US prosecutors shut down Silk Road, an online black market best known as a platform for selling illegal drugs where bitcoin is the currency of choice.
But by late 2017 investors were, at last, starting to take the cryptocurrency seriously, sending the price of a bitcoin surging past US$10,000. That made the twins’ combined initial investment worth US$2 billion, making them the billionaires of the title of Mezrich’s book. (It is now trading at around US$8,000, but still.)
Adventures in cryptocurrency
As he chronicles their adventures in cryptocurrency, Mezrich also finds space to update the twins’ dispute with Zuckerberg. He reveals that one reason Zuckerberg was initially reluctant to meet them to settle their claim that he’d pinched their idea was “security concerns”.
He feared the twins would beat him up during mediation in a lawyers’ office. “‘You want to handcuff us to the watercooler?’ Cameron asked,” Mezrich writes. The Winklevii’s lawyer responds: “That won’t be necessary. There’s a glass conference room at the end of the hall. Just one of you will go in for the face-to-face. The rest of us will sit outside and watch.”

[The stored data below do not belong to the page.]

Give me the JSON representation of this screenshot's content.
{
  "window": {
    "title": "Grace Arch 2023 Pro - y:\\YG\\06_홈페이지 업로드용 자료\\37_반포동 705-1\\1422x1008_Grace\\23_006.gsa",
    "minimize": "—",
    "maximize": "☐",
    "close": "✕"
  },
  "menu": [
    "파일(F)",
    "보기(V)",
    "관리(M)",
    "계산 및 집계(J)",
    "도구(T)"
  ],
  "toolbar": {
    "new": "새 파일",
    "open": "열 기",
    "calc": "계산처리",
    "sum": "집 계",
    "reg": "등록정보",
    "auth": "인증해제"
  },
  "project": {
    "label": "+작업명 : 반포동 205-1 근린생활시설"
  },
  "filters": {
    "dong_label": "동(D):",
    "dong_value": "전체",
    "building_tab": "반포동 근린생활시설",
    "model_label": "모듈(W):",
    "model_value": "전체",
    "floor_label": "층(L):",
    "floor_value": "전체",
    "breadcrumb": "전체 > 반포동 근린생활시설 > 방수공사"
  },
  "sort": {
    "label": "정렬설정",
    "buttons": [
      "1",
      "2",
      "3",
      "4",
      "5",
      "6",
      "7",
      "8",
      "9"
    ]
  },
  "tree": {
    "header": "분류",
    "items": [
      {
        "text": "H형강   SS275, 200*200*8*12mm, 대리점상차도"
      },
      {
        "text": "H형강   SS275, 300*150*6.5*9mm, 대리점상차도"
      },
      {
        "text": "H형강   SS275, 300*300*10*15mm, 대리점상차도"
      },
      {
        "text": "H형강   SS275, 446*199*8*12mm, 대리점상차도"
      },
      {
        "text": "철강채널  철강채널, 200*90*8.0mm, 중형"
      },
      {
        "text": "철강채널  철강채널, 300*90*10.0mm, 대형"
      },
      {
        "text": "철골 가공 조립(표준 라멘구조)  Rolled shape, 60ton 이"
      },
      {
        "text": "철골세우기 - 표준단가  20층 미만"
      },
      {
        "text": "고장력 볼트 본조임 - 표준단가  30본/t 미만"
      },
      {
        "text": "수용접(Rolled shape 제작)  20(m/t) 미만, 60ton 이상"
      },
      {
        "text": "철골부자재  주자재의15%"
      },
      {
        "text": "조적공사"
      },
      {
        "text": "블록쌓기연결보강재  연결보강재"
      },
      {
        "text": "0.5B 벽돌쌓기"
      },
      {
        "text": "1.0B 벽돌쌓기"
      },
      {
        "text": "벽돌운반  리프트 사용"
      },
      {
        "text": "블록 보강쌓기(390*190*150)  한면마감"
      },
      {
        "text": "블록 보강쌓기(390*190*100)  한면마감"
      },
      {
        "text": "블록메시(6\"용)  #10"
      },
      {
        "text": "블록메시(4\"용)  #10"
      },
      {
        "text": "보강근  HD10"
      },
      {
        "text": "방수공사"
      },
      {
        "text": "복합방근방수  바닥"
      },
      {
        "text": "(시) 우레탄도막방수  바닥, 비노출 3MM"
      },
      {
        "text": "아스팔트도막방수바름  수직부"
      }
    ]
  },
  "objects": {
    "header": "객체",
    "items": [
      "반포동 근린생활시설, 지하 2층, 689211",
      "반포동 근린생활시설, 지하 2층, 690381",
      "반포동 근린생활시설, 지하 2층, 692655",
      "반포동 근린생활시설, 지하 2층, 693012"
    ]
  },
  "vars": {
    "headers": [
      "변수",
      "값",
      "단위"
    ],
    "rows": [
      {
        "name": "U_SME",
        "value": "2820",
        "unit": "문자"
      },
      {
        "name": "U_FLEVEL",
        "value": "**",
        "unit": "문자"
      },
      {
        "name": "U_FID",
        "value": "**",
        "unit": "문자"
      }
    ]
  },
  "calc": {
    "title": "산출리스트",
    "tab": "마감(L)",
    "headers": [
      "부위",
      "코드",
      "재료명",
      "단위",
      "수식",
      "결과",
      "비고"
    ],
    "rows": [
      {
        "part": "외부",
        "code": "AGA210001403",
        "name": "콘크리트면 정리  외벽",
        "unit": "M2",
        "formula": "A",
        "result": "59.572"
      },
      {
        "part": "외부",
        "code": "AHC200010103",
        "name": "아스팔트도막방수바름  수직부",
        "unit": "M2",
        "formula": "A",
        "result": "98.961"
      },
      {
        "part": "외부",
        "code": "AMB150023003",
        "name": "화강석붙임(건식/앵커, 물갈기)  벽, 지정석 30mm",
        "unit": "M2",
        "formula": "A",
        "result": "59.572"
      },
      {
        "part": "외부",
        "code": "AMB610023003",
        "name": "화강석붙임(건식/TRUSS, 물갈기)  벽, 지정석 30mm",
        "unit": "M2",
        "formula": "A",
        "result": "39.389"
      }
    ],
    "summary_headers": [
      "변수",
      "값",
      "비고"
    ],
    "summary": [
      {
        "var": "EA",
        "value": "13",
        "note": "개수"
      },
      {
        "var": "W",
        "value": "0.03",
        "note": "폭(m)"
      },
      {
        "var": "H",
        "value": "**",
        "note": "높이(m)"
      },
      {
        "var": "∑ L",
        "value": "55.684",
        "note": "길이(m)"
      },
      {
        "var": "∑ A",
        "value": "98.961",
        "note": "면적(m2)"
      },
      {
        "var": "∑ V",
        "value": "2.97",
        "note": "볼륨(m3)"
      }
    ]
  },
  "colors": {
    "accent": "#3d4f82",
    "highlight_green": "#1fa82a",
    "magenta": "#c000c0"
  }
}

And that’s what happens. Cameron Winklevoss and Zuckerberg exchange awkward pleasantries and forced compliments and eventually – Cameron thinks – agree to settle. As he leaves, Zuckerberg’s lawyer, Neel Chatterjee, asks him how the meeting went. “Good,” the boy wonder replies. “Good as in…?” Chatterjee asks. “Good as in I’m going to f*** them in the ear.” To him, US$65 million was a pittance.
It’s tempting to think that the publication of Bitcoin Billionaires marks the end of the Zuckerberg vs the Winkelvii drama. A score draw. But there might be an extra chapter – even another book for Mezrich.
Facebook is building a cryptocurrency that it hopes will allow its two billion users worldwide to send money to each other – most likely through WhatsApp, which it owns. “I believe it should be as easy to send money to someone as it is to send a photo,” Zuckerberg likes to say.
Facebook has discussed whether it might partner with the Winklevoss brothers’ own digital currency exchange, Gemini, to create the new service. Will the old enemies become peers in a new era where money is just bits and bytes? Or will Zuckerberg outflank the twins once again?